Hi guys, I have a bit of a problem deciding between these two plastic slingshots. I bought an old white plastic maxim and found it a little rough but it looks like flippinout has improved his plastics a lot. I really like the maxim shape and I've read lots of good things, but the sharpshooter looks very nice! Which would you guys recommend?

Cheers!


----------



## PUNISHER (Sep 21, 2012)

I highly suggest the black dragon longbow made by wingshooter.

The best poly slingshot available.


----------



## Imperial (Feb 9, 2011)

well theres two ways of looking at it- one is that your familiar with the maxim

shape and feel, its to your liking. you can probally fix the roughness up ? and

two- by getting the sharpshooter, youll be trying out a new slingshot. either way

seems affordable to me, dont know bout your s&h rates. or maybe you can

wait for a discount and just get both. :king:


----------



## LVO (Sep 25, 2011)

Can't go wrong with any of the three (added the dragon)

The sharpshooter has a special place in my heart. Great little shooter that fits a variety of hand sizes


----------



## Isnak (Jun 3, 2012)

I've put enough idiot marks into that maxim that I'm not really concerned with how pretty it is, anymore! I have a flipkung, and that's a great slingshot, especially since I re-wrapped it to have a pinkyhole, for some reason the bottom of the handle isn't that comfy for me.

I have average size hands and I like holding a small slingshot in a sort of loose/open way and let it just anchor into either my palm just below my fingers, or wide slingshots that I can anchor against my hooked finger and thumb. The maxim champ looks pretty ideal! How big does the longbow feel?

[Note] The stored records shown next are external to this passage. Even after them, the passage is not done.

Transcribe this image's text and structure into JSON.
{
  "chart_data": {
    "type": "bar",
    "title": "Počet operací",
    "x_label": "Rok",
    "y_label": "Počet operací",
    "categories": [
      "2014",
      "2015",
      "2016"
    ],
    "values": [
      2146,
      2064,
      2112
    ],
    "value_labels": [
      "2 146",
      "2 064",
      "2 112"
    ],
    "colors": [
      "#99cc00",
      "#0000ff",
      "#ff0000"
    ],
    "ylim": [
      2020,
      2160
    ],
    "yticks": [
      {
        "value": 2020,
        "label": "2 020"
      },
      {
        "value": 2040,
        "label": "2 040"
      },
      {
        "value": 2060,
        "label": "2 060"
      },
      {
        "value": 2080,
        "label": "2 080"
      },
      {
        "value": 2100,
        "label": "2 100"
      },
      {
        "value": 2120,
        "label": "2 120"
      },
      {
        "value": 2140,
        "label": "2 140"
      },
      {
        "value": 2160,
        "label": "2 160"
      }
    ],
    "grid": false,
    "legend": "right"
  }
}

I've just bought smallish dankungs since I got my maxim.


----------



## reset (Apr 13, 2013)

The Longbow fills your hand pretty good. But its hard to explain because of the ergonomic shape. Your fingers just sorta fit in where there supposed to.


----------



## GHT (Jan 22, 2013)

im only able to comment on the maxim, it feels great in my hand and is a treat to shoot.


----------